On a larger scale, populations deemed undesirable and expendable by their enemies are systematically dehumanized—with words—to make violence against them more palatable. On the other hand, the caring speech of family, friends and colleagues anchors us to community, which makes us willing to extend a hand to others, even when they differ from us. In the public sphere, speech enables opponents to join hands in service of common goals that transcend their enmity.

To paraphrase Harvard psychologist Robert Kegan, how we talk to each other affects how we work (or don't work) with each other. We have the freedom to say what we want. But we need to take—and require—responsibility for the effects of speech. What if we had the equivalent of Angie Holan's great Web site Politifact.com, which checks the accuracy of politicians' speech? A "Wordwatch" that monitored and held public figures accountable for the effects of their speech?

We do what we do at the Public Conversations Project, ultimately, because of the passionate desire to create a more inclusive, democratic, constructive, and fair society. The conversations that people have drive the efforts they invest in these outcomes—on small and large stages. We focus on conversation out of the profound belief that helping people change the ways they speak and listen when they encounter "difference" will help them change the ways they treat, think about, and feel for those they define as "other": whether it's a sibling, a coworker, a political adversary, or someone with a different identity, culture, religion, values, or worldviews.

Relationships, whether they are political, vocational, or familial, are all governed by "talk"—by words and how they are used. Shifts happen when people change their speaking. Whether between a young boy and his parents, among partisans on abortion in the United States, Hutu and Tutsi in Burundi, or Christians and Muslims in Nigeria, when people pay attention to how they talk, what they say, and the impact of their speaking, things change.

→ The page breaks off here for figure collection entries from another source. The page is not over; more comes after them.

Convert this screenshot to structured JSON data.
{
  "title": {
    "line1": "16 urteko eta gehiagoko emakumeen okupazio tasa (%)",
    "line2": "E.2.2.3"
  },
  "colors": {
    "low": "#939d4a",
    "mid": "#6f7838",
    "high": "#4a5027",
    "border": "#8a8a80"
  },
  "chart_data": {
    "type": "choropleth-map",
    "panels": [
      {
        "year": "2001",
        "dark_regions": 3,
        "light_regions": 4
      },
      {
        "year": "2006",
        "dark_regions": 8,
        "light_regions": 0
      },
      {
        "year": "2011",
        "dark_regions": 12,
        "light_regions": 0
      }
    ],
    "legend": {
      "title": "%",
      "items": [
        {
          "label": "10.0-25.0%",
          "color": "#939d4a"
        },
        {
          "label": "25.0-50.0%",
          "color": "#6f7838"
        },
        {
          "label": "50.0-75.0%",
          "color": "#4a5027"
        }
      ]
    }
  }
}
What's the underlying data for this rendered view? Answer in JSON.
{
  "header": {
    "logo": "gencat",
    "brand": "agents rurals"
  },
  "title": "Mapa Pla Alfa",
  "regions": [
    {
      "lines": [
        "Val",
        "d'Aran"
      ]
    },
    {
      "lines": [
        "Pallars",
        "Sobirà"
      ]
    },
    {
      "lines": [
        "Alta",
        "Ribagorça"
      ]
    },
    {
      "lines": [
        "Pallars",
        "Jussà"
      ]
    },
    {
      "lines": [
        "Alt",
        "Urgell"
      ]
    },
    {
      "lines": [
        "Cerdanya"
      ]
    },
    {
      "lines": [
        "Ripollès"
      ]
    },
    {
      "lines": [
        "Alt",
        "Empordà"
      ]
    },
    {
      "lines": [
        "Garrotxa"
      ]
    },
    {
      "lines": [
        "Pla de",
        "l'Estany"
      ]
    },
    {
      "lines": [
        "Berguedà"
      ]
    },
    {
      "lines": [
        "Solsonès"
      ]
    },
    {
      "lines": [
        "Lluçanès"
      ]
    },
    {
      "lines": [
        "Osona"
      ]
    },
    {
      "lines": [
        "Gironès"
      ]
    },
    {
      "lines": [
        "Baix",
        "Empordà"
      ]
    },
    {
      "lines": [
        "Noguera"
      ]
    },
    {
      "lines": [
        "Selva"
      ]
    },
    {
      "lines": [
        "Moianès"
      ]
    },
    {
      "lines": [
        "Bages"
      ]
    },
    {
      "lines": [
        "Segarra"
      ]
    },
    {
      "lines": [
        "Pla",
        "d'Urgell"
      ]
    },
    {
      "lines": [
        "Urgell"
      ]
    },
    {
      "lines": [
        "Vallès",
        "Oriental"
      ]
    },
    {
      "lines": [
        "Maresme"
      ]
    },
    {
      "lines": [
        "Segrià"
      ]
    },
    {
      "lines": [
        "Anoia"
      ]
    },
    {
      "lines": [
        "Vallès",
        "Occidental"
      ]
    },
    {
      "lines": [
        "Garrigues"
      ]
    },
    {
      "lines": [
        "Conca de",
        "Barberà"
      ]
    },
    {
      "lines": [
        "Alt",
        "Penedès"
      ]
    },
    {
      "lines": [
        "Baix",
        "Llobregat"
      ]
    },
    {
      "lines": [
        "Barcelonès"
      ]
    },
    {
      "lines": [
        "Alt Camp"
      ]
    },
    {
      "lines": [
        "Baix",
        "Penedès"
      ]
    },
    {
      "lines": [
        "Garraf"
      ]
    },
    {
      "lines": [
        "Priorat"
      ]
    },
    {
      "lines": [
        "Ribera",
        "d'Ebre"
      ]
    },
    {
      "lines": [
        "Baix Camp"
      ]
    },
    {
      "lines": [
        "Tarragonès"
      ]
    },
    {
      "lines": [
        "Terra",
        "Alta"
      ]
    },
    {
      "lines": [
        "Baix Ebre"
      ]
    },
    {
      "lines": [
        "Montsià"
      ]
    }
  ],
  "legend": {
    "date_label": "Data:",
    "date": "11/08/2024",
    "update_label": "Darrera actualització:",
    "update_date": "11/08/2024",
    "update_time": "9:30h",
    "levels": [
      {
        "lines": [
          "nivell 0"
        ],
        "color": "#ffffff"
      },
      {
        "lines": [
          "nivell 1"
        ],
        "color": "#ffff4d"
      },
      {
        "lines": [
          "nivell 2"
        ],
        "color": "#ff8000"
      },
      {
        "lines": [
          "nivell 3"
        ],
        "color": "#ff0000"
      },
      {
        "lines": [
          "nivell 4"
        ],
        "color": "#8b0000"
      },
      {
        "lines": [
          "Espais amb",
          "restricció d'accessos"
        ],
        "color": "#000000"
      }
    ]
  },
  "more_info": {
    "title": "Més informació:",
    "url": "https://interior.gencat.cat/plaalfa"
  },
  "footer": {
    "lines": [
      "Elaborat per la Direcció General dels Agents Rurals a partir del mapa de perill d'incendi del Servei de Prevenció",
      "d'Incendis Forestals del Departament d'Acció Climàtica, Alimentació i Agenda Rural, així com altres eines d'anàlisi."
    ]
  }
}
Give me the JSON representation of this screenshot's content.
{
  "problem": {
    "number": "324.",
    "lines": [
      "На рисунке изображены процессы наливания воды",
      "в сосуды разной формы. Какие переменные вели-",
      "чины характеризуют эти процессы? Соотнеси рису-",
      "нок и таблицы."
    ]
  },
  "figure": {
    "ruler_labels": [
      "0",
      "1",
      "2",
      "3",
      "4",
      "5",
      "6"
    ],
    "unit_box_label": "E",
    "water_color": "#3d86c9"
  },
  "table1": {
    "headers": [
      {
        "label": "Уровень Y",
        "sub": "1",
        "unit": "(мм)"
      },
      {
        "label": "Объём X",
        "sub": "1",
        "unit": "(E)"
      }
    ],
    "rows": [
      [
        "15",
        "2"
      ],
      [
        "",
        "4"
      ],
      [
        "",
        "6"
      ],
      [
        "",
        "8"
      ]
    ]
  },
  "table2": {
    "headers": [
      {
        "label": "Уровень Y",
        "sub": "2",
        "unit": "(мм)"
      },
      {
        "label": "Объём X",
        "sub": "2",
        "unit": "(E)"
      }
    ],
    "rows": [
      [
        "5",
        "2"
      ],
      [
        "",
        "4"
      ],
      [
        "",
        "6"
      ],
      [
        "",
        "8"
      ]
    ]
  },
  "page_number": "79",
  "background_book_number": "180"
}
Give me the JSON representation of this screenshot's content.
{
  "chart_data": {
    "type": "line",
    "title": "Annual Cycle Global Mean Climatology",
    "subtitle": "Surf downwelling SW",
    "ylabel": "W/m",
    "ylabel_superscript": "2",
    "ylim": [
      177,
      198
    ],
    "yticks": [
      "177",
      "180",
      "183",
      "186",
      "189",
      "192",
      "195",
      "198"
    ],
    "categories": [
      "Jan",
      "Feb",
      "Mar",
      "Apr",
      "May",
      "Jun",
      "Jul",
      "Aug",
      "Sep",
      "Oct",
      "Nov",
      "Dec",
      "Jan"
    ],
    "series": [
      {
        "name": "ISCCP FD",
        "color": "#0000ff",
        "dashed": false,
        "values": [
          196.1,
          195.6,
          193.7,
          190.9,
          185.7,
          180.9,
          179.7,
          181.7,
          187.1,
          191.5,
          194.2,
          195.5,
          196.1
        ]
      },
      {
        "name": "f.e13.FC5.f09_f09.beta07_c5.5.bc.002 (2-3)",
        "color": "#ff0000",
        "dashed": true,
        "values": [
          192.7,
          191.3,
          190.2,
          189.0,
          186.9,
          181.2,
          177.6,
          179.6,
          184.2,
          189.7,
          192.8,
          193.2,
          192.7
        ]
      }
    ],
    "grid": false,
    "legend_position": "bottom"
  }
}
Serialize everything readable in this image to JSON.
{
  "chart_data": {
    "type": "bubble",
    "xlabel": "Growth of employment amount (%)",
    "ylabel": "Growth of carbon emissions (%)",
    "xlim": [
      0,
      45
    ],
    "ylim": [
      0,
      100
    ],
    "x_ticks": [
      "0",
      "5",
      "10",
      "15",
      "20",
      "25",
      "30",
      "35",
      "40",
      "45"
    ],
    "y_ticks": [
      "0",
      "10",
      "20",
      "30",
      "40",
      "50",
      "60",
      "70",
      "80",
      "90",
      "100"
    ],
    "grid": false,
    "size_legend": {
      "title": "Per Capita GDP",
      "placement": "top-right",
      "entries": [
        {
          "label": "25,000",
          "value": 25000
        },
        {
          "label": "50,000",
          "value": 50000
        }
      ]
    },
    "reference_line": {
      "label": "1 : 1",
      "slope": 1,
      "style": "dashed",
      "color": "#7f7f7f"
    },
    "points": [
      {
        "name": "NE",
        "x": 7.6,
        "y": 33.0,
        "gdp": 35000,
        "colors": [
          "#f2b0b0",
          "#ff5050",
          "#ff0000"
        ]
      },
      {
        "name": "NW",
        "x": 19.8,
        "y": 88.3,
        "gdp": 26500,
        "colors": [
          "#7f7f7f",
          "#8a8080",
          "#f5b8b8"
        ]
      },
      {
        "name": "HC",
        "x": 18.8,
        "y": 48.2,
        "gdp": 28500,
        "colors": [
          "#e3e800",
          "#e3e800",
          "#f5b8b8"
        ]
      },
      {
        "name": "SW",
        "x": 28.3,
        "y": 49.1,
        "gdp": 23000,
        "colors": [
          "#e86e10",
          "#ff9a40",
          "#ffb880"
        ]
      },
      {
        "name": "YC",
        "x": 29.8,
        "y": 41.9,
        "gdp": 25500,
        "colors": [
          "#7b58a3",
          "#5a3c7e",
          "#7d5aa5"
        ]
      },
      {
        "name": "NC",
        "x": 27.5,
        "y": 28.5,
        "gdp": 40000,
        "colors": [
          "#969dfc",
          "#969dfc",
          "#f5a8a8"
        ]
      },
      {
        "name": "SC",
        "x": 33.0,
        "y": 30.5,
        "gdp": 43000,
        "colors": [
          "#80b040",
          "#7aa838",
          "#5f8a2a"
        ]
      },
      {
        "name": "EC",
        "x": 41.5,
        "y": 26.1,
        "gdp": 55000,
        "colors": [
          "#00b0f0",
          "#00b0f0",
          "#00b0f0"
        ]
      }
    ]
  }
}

Demonized enemies become human. Opponents rediscover capacities for curiosity and care that were previously scarred over by partisan rancor. Trust and the potential for collaboration on policy development or building a playground become more possible, even while holding fast to one's identity and perspective. And, once tasted, good news of transformative conversation is carried outward into successive circles of relationship.

Is "just talk" a panacea that will solve all problems? No. But it's a start—one that we dearly need in this country and around the world. And it sure beats much of what's happening now in the halls of Congress, online, in the media, and in many of our public gatherings.


Bob Stains

Senior Vice President
Public Conversations Project

Feb 18, 2010

Comments

Words and feelings

Susan and Thomas, you remind me of the importance of using words carefully. I am always most challenged to practice what I preach at home, especially as I speak with my kids. It's there, I think, that I see most powerfully the avalanche of feeling that a few words can evoke, for good or ill. As a wise woman (my wife) says, "you can't un-hear them". Thanks, Thomas, for the video tip. You're right: very powerful. Very sobering.

Words and Feelings

Happy Birthday, Bob! I have a suggestion about the power of words. I agree, but with this addition. Words are usually powerful because they evoke EMOTIONS, which ultimately rule relationships between persons and between groups: love, hate, pride, shame, anger, fear, grief, and so on. One way of quickly getting to the level of emotions is to put the words to music. PLEASE Google the video I just came across for the most effective anti-war song I have ever heard, Tell Me Why. It was written and sung by Declan Galbreath, who was 13 at the time.

So What?

As a parent I'm always telling my kids "use words". Sometimes it seems so ineffective and time consuming but given a little patience the outcome is so much more rewarding than the alternative (which usually involves physical pain). I love the work of PCP because it focuses on the power of words: power to change lives, to save lives, power to make us who we know we ought to be.